Vaccines that share common proteins can be less effective when they are given to children in combination, according to a report in this month's Infection and Immunity. The reduced protection does not yet warrant concern from parents and physicians, but experts say that the finding highlights the possibility of adverse interactions between vaccines.
Infants typically receive multiple vaccinations at one time, which reduces the number of physician visits. Many of these vaccines combine a common "carrier" protein called tetanus toxoid with an innocuous carbohydrate capsule derived from a pathogen. The protein triggers the immune system to create antibodies to the pathogen. A team led by Ron Dagan, a pediatric infectious disease specialist at Soroka University Medical Center in Beer-Sheva, Israel, wanted to know if a new pneumococcal vaccine based on tetanus toxoid would change infants' immune responses to the standard regimen of vaccines, including those for diphtheria, tetanus, pertussis (DTP), and Haemophilus influenzae type B, which protects against meningitis.
The researchers administered either a tetanus or diphtheria version of the vaccine or a placebo in combination with standard rounds of vaccinations to a group of 75 infants in both Israel and Finland. The new tetanus-based vaccine reduced Haemophilus type B antibodies in all the children, but the drop was statistically significant only in the Israelis. After the third dose, only 83% of the Israeli infants had Haemophilus antibody concentrations considered necessary for long-term protection. Dagan suggests that the difference between the two groups may be caused by the fact that Israeli DTP vaccine contains twice the tetanus toxoid as those given to Finnish infants.
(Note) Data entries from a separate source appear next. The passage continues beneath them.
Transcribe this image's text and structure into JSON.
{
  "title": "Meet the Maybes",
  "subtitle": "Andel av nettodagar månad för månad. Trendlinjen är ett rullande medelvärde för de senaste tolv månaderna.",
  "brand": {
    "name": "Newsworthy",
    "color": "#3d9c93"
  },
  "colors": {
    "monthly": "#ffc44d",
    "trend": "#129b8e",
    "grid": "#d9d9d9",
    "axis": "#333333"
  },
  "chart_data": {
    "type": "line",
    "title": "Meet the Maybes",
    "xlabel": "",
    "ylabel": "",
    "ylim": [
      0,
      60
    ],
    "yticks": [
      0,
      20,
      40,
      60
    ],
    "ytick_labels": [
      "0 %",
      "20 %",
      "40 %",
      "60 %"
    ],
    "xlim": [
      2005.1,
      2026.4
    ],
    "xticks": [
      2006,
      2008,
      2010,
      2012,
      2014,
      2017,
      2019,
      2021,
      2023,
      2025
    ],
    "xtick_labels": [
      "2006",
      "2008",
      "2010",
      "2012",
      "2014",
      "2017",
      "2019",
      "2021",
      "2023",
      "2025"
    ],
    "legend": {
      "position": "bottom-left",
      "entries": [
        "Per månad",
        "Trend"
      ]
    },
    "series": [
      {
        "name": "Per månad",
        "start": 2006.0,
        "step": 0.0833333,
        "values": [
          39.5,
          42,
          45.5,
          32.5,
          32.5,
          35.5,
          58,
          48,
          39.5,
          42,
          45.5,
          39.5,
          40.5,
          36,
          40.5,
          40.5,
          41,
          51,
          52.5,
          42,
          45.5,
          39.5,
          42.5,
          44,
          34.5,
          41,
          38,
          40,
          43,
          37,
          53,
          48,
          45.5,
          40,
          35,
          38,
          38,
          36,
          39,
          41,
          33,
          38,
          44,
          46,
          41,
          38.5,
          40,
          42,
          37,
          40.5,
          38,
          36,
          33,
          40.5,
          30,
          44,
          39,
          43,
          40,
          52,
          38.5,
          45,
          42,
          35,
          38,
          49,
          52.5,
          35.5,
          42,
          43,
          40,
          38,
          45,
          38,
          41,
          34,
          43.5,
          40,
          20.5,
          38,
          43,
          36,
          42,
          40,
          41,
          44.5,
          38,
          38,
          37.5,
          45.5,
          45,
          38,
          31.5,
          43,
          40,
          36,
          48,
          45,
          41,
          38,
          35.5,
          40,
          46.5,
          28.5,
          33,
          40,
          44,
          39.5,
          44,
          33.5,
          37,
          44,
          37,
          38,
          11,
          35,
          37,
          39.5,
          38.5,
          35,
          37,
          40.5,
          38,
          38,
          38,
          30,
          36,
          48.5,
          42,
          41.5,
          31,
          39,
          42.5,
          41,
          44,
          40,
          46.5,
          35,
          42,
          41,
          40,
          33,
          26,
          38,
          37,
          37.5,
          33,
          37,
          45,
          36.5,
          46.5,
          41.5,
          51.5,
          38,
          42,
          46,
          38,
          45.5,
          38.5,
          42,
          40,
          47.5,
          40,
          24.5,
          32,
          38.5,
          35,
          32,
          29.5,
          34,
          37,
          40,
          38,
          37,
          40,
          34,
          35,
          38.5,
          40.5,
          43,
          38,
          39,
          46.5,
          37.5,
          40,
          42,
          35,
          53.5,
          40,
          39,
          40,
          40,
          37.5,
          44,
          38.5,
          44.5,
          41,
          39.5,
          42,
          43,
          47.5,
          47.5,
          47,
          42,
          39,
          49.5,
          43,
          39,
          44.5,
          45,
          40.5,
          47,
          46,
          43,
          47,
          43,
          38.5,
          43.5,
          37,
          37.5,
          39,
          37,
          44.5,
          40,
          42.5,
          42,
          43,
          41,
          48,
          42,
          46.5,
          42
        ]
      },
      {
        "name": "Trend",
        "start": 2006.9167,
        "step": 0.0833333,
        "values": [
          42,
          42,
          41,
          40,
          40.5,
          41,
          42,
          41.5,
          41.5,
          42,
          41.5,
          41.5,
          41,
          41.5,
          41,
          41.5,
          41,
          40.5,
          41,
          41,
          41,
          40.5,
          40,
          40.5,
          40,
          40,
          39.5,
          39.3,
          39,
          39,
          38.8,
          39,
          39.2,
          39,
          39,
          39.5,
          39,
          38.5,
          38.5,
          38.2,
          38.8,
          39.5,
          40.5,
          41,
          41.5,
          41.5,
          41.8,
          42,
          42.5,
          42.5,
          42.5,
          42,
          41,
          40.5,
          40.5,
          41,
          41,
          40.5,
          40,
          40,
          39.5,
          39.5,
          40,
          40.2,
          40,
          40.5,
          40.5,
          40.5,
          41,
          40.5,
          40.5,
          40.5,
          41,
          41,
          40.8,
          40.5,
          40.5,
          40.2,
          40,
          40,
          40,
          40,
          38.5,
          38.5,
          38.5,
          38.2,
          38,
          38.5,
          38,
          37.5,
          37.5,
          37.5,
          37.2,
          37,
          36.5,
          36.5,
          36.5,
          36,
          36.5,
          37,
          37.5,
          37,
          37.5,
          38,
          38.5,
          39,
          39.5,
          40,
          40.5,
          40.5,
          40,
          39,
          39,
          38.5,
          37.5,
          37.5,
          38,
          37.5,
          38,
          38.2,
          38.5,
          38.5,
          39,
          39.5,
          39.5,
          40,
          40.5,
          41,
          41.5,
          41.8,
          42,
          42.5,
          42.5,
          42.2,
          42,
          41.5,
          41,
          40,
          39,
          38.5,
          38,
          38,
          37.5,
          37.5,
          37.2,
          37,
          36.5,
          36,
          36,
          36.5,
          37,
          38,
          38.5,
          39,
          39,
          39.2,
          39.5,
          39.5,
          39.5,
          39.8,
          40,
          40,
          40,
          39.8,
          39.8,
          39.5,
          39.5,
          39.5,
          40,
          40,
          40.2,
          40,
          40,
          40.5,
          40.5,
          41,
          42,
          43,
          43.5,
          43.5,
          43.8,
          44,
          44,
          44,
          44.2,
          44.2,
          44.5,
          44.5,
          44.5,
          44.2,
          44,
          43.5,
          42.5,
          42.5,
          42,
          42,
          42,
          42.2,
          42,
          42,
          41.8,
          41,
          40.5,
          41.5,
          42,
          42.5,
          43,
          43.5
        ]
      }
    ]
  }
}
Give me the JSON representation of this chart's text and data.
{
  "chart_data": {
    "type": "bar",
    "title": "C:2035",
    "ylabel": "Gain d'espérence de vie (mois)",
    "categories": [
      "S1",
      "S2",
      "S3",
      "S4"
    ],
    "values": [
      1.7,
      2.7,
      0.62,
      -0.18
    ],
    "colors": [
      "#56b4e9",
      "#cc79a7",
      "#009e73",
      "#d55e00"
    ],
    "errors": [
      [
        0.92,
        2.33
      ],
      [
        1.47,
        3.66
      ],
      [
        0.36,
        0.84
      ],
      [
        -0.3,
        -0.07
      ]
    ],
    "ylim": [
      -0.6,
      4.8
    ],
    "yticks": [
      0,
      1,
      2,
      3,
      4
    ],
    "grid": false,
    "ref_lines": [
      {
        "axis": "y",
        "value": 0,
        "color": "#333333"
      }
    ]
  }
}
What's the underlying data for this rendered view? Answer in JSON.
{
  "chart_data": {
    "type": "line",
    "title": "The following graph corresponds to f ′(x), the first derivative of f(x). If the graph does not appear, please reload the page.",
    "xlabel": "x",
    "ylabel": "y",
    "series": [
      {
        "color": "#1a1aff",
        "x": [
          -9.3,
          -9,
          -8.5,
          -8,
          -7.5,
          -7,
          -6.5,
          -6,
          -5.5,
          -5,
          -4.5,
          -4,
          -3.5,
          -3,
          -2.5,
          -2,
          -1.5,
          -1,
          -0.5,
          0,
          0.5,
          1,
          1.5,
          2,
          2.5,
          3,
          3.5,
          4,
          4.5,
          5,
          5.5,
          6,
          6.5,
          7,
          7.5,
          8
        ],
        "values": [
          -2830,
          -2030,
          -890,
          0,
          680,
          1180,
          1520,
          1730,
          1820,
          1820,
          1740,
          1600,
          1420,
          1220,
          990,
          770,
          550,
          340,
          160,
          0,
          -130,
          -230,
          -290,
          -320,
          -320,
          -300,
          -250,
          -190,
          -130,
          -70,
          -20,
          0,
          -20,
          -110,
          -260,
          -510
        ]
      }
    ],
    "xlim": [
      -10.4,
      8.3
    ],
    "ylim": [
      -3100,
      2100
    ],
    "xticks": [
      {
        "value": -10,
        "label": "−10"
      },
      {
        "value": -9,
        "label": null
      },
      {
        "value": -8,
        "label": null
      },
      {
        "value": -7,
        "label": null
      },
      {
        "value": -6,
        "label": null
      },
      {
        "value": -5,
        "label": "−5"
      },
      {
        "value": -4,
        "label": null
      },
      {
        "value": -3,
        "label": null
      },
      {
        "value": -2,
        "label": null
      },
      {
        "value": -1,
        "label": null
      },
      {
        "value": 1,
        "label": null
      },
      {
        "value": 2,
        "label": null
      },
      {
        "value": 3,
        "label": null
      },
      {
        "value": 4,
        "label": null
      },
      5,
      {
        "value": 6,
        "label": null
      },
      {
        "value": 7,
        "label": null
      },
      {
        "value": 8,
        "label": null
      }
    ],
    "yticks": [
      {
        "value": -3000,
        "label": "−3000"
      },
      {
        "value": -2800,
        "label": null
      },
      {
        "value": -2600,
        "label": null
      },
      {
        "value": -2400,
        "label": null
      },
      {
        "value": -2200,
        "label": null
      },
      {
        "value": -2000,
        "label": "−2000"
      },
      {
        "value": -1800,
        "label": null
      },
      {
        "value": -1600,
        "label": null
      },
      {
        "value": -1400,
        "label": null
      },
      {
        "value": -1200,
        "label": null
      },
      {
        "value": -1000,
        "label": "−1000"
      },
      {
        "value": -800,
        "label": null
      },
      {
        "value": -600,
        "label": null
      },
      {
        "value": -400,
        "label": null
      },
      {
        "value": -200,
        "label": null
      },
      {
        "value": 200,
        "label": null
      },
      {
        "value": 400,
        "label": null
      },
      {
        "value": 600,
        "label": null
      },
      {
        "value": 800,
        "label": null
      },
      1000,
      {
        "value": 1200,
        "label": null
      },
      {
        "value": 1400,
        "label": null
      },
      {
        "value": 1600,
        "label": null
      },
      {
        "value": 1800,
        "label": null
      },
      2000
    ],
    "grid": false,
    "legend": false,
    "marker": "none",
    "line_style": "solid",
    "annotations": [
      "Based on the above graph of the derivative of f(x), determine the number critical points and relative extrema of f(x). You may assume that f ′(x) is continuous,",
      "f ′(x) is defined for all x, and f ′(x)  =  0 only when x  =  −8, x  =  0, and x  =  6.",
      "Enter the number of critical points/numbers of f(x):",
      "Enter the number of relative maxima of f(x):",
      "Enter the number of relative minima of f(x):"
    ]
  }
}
Dagan's group is not sure what lowers the infants' immune responses. The most likely theory, they say, is that multiple tetanus toxoid vaccines may produce antibodies that respond to the combination of the capsular pathogen and its carrier. This could reduce the number of antibodies that target the pathogen.
The finding shows that "carrier overload is not just a theoretical concern," says Sheldon Kaplan, a pediatric infectious disease specialist at Baylor College of Medicine in Houston, Texas. As a possible remedy, the researchers propose that future vaccines contain less-concentrated antigens, or rely on less common or new proteins.